Elefante blanco

Crítica de Rosa Gronda - El Litoral

La villa desde adentro

El último film de Pablo Trapero es una conmocionante pintura social construida con los mejores recursos cinematográficos que se apoyan en la solidez de la imagen como punto de partida. “Elefante Blanco” aborda con calidad y sobre todo sin manipulaciones, la más salvaje de nuestras realidades sociales pero entendiendo al cine como espectáculo atrapante y movilizador.

La película toma su nombre del edificio a medio construir, símbolo viviente de las idas y vueltas de la historia argentina, proyectado en 1937 por el diputado socialista Alfredo Palacios, ideado para ser el hospital más grande de América latina. La obra -ubicada en el límite de Ciudad Oculta- nunca llegó a terminarse y actualmente persiste como un esqueleto emblemático de un oscilante compromiso de los distintos gobiernos hacia los más desposeídos.
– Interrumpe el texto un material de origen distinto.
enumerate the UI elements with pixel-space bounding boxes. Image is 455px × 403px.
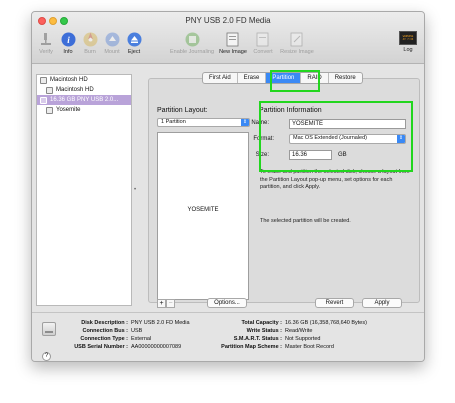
detail-value: External	[131, 336, 152, 342]
disk-details-panel: Disk Description : PNY USB 2.0 FD Media …	[32, 312, 424, 361]
partition-layout-value: 1 Partition	[161, 119, 186, 125]
partition-block-name: YOSEMITE	[187, 207, 219, 213]
sidebar-item-macintosh-hd-disk[interactable]: Macintosh HD	[37, 75, 131, 85]
detail-value: PNY USB 2.0 FD Media	[131, 320, 190, 326]
partition-pane: Partition Layout: 1 Partition ⇕ YOSEMITE…	[148, 78, 420, 308]
partition-size-field[interactable]: 16.36	[289, 150, 332, 160]
size-label: Size:	[255, 152, 269, 158]
format-label: Format:	[253, 136, 274, 142]
resize-image-button[interactable]: Resize Image	[277, 31, 317, 55]
detail-value: Not Supported	[285, 336, 321, 342]
detail-value: AA00000000007089	[131, 344, 182, 350]
partition-instructions: To erase and partition the selected disk…	[260, 169, 410, 190]
volume-icon	[46, 86, 53, 94]
sidebar-item-label: Yosemite	[56, 107, 81, 113]
size-unit: GB	[338, 152, 347, 158]
disk-utility-window: PNY USB 2.0 FD Media Verify i Info Burn …	[31, 11, 425, 362]
partition-layout-popup[interactable]: 1 Partition ⇕	[157, 118, 250, 127]
log-button[interactable]: WARNING AY 7:36 Log	[393, 31, 423, 53]
detail-key: USB Serial Number :	[74, 344, 128, 350]
partition-layout-heading: Partition Layout:	[157, 107, 208, 114]
log-icon-text: WARNING AY 7:36	[402, 35, 414, 41]
volume-icon	[46, 106, 53, 114]
new-image-label: New Image	[219, 49, 247, 55]
convert-label: Convert	[253, 49, 273, 55]
revert-button[interactable]: Revert	[315, 298, 354, 308]
detail-key: S.M.A.R.T. Status :	[233, 336, 282, 342]
window-title: PNY USB 2.0 FD Media	[185, 16, 271, 25]
enable-journaling-label: Enable Journaling	[169, 49, 215, 55]
detail-key: Write Status :	[246, 328, 282, 334]
add-partition-button[interactable]: +	[157, 299, 166, 308]
detail-key: Connection Bus :	[82, 328, 128, 334]
detail-value: Read/Write	[285, 328, 313, 334]
tab-erase[interactable]: Erase	[238, 73, 267, 83]
detail-value: 16.36 GB (16,358,768,640 Bytes)	[285, 320, 367, 326]
detail-value: USB	[131, 328, 143, 334]
partition-name-field[interactable]: YOSEMITE	[289, 119, 406, 129]
sidebar-item-macintosh-hd-volume[interactable]: Macintosh HD	[37, 85, 131, 95]
sidebar-item-label: Macintosh HD	[56, 87, 94, 93]
detail-key: Partition Map Scheme :	[221, 344, 282, 350]
splitter-grip-icon: •	[134, 187, 137, 193]
new-image-icon	[225, 31, 241, 47]
tab-raid[interactable]: RAID	[301, 73, 329, 83]
usb-drive-icon	[40, 96, 47, 104]
resize-image-icon	[289, 31, 305, 47]
detail-key: Total Capacity :	[241, 320, 282, 326]
detail-value: Master Boot Record	[285, 344, 334, 350]
tab-first-aid[interactable]: First Aid	[203, 73, 238, 83]
detail-key: Connection Type :	[80, 336, 128, 342]
new-image-button[interactable]: New Image	[216, 31, 250, 55]
disk-sidebar: Macintosh HD Macintosh HD 16.36 GB PNY U…	[36, 74, 132, 306]
tab-partition[interactable]: Partition	[266, 73, 302, 83]
format-popup[interactable]: Mac OS Extended (Journaled) ⇕	[289, 134, 406, 144]
apply-button[interactable]: Apply	[362, 298, 402, 308]
title-bar: PNY USB 2.0 FD Media Verify i Info Burn …	[32, 12, 424, 64]
name-label: Name:	[251, 120, 269, 126]
remove-partition-button[interactable]: −	[166, 299, 175, 308]
format-value: Mac OS Extended (Journaled)	[293, 135, 367, 141]
info-label: Info	[63, 49, 73, 55]
popup-arrows-icon: ⇕	[397, 135, 405, 143]
sidebar-item-label: 16.36 GB PNY USB 2.0...	[50, 97, 119, 103]
tab-bar: First Aid Erase Partition RAID Restore	[202, 72, 363, 84]
sidebar-item-pny-usb[interactable]: 16.36 GB PNY USB 2.0...	[37, 95, 131, 105]
detail-key: Disk Description :	[81, 320, 128, 326]
partition-status-text: The selected partition will be created.	[260, 218, 351, 224]
resize-image-label: Resize Image	[280, 49, 314, 55]
journal-icon	[184, 31, 200, 47]
enable-journaling-button[interactable]: Enable Journaling	[168, 31, 216, 55]
hard-disk-icon	[40, 76, 47, 84]
sidebar-splitter[interactable]: •	[133, 74, 141, 306]
sidebar-item-yosemite[interactable]: Yosemite	[37, 105, 131, 115]
eject-button[interactable]: Eject	[117, 31, 151, 55]
sidebar-item-label: Macintosh HD	[50, 77, 88, 83]
log-label: Log	[403, 47, 413, 53]
convert-button[interactable]: Convert	[246, 31, 280, 55]
eject-label: Eject	[127, 49, 141, 55]
usb-drive-icon	[42, 322, 56, 336]
options-button[interactable]: Options...	[207, 298, 247, 308]
eject-icon	[126, 31, 142, 47]
log-icon: WARNING AY 7:36	[399, 31, 417, 45]
convert-icon	[255, 31, 271, 47]
tab-restore[interactable]: Restore	[329, 73, 362, 83]
help-button[interactable]: ?	[42, 352, 51, 361]
partition-layout-map[interactable]: YOSEMITE	[157, 132, 249, 300]
partition-info-heading: Partition Information	[259, 107, 322, 114]
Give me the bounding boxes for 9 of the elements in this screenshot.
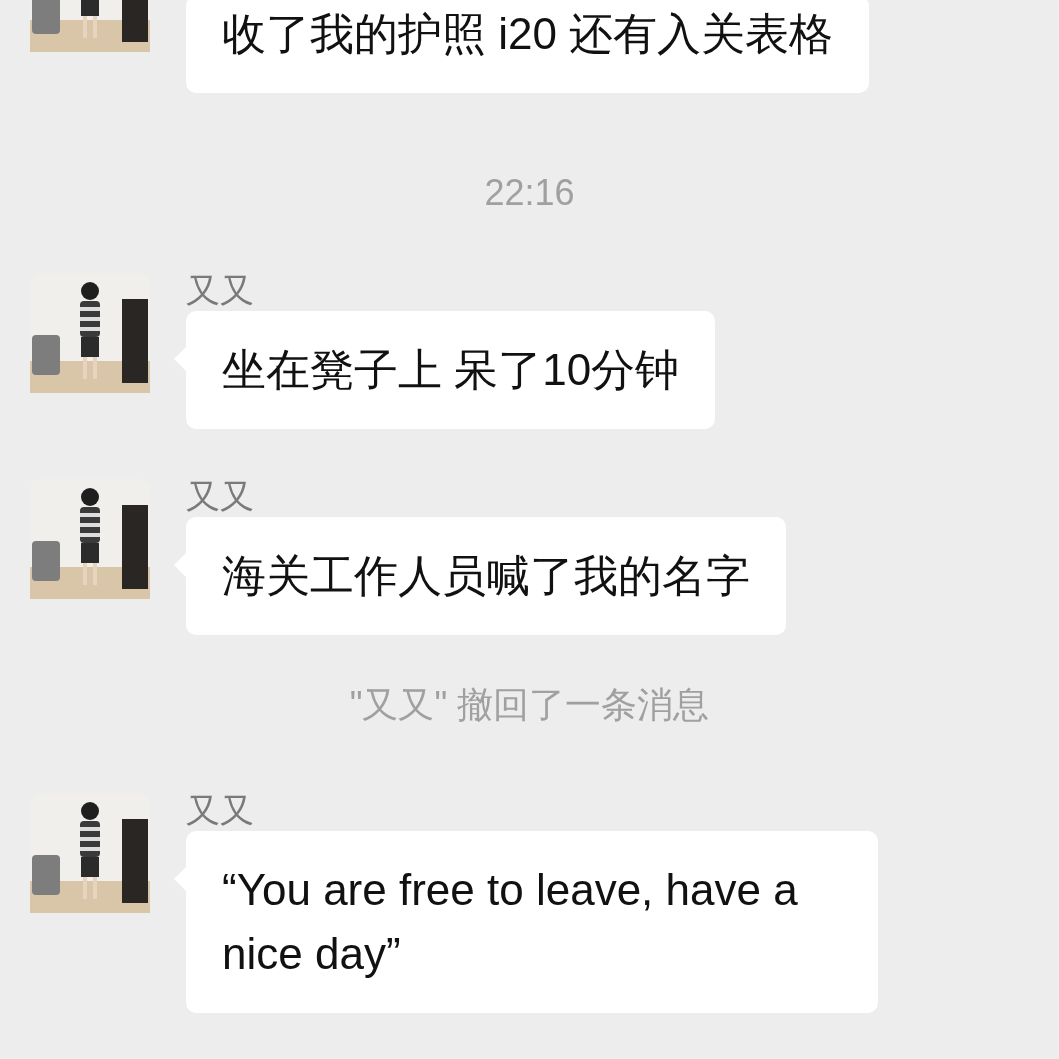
timestamp: 22:16 bbox=[484, 171, 575, 215]
message-bubble: 坐在凳子上 呆了10分钟 bbox=[186, 311, 716, 429]
message-bubble: 收了我的护照 i20 还有入关表格 bbox=[186, 0, 870, 93]
sender-name: 又又 bbox=[186, 790, 254, 831]
message-bubble: 海关工作人员喊了我的名字 bbox=[186, 517, 786, 635]
message-bubble: “You are free to leave, have a nice day” bbox=[186, 831, 878, 1013]
recall-notice: "又又" 撤回了一条消息 bbox=[349, 683, 710, 727]
sender-name: 又又 bbox=[186, 476, 254, 517]
sender-name: 又又 bbox=[186, 270, 254, 311]
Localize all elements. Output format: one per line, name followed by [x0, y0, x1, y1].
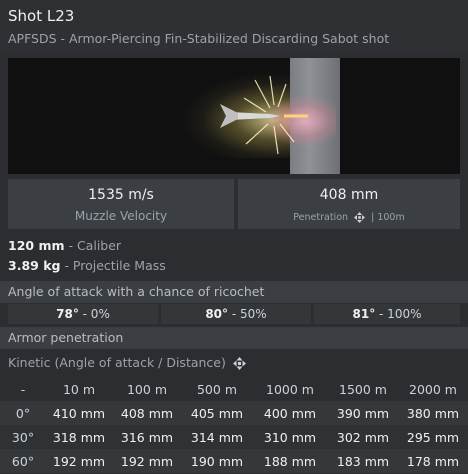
ricochet-row: 78° - 0% 80° - 50% 81° - 100% — [0, 304, 468, 324]
ricochet-cell: 81° - 100% — [314, 304, 460, 324]
penetration-distance: | 100m — [371, 212, 405, 223]
penetration-value: 408 mm — [319, 187, 379, 203]
table-cell: 405 mm — [190, 405, 244, 421]
ricochet-section-title: Angle of attack with a chance of ricoche… — [8, 284, 265, 299]
caliber-row: 120 mm - Caliber — [8, 238, 121, 253]
caliber-value: 120 mm — [8, 238, 65, 253]
ricochet-chance: - 50% — [228, 307, 267, 321]
ricochet-chance: - 100% — [375, 307, 422, 321]
table-row: 60° 192 mm 192 mm 190 mm 188 mm 183 mm 1… — [0, 449, 468, 473]
table-cell: 302 mm — [336, 429, 390, 445]
projectile-illustration — [220, 75, 308, 155]
table-cell: 316 mm — [120, 429, 174, 445]
table-cell: 390 mm — [336, 405, 390, 421]
distance-header: 2000 m — [409, 381, 457, 397]
table-row: 0° 410 mm 408 mm 405 mm 400 mm 390 mm 38… — [0, 401, 468, 425]
ricochet-chance: - 0% — [78, 307, 110, 321]
table-row: 30° 318 mm 316 mm 314 mm 310 mm 302 mm 2… — [0, 425, 468, 449]
table-corner: - — [20, 381, 26, 397]
distance-header: 1000 m — [266, 381, 314, 397]
move-arrows-icon — [354, 212, 366, 223]
ricochet-cell: 80° - 50% — [161, 304, 311, 324]
penetration-card: 408 mm Penetration | 100m — [238, 179, 460, 229]
table-header-row: - 10 m 100 m 500 m 1000 m 1500 m 2000 m — [0, 377, 468, 401]
penetration-label-row: Penetration | 100m — [238, 212, 460, 223]
caliber-label: - Caliber — [64, 238, 122, 253]
distance-header: 100 m — [126, 381, 167, 397]
table-cell: 410 mm — [52, 405, 106, 421]
distance-header: 10 m — [62, 381, 96, 397]
table-cell: 314 mm — [190, 429, 244, 445]
header: Shot L23 APFSDS - Armor-Piercing Fin-Sta… — [0, 0, 468, 52]
table-cell: 310 mm — [263, 429, 317, 445]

En esa locación, adaptada por la producción, transcurren partes fundamentales de la película.

El guion aborda la compleja realidad de las villas (hace una condensación de todas ellas) y se acerca desde la mirada de quienes se integran a esa realidad para mejorarla, como el caso de los llamados “curas villeros” que trabajan y misionan con sus habitantes, tratando de mantenerse independientes de los devenires políticos. En este sentido, aun siendo ficción, la película pretende dialogar con la realidad, haciendo referencia a la figura del padre Mugica y al edificio inconcluso mencionado, que son íconos reales, históricos. Aunque también se impone la actualización del actual contexto posglobalización, envilecido y mucho más violento que el que conoció Mugica.

Tanto los protagonistas principales como los secundarios, conjugan profesionalismo y espontaneidad, aportando expresividad y lenguaje acorde, imprescindibles para construir realismo verosímil y crear un clima de naturalidad.

La sentida mirada visceral

La película se inclina por un relato más bien clásico, alejado de estéticas videocliperas, en el que se destaca el aprovechamiento de las locaciones mediante un virtuoso trabajo de cámara y fotografía que busca planos largos sin cortes, iluminados de distinta forma (hay varios memorables).

La cámara casi siempre está a la altura de los hombros de los protagonistas, haciendo que el espectador observe las cosas igual que ellos. En un laberinto de chapas y callejones se filma con destreza técnica y sensibilidad, tanto una balacera en la noche o una protesta violenta, como una misa o una fiesta popular. En cada escena no sucede una sola cosa, sino varias. Algunas confluyen en la trama central, otras, no, pero todas ayudan a comprender cómo suceden las cosas por dentro.

El montaje juega con los contrastes entre los ambientes claustrofóbicos como los pasillos laberínticos de la villa y los enormes espacios abiertos que preceden y cierran el film, que en todo momento acerca lo sagrado y lo profano, las distintas formas de violencia y del amor, con enorme humanidad.

La banda sonora replica las paradojas de la coexistencia de una canción de Intoxicados o una cumbia de Damas Gratis, junto al virtuoso barroquismo místico de Michael Nyman, el músico de dimensión internacional que se integra sonoramente a las distintas tramas.

“Elefante Blanco” empieza y termina de la misma manera: sin diálogos, cediendo el protagonismo a la imagen y la música, hay gemidos, rezos o llantos en vez de palabras. La mirada visceral es lo fundamental. La soberbia puesta en escena permite que el espectador sea un testigo, un habitante más de ese espacio. Trapero apela a la fuerza de las imágenes. Y, en ese sentido, cada uno de sus planos tiene una potencia, una convicción y una carga emotiva que arrasan con cualquier suma de palabras.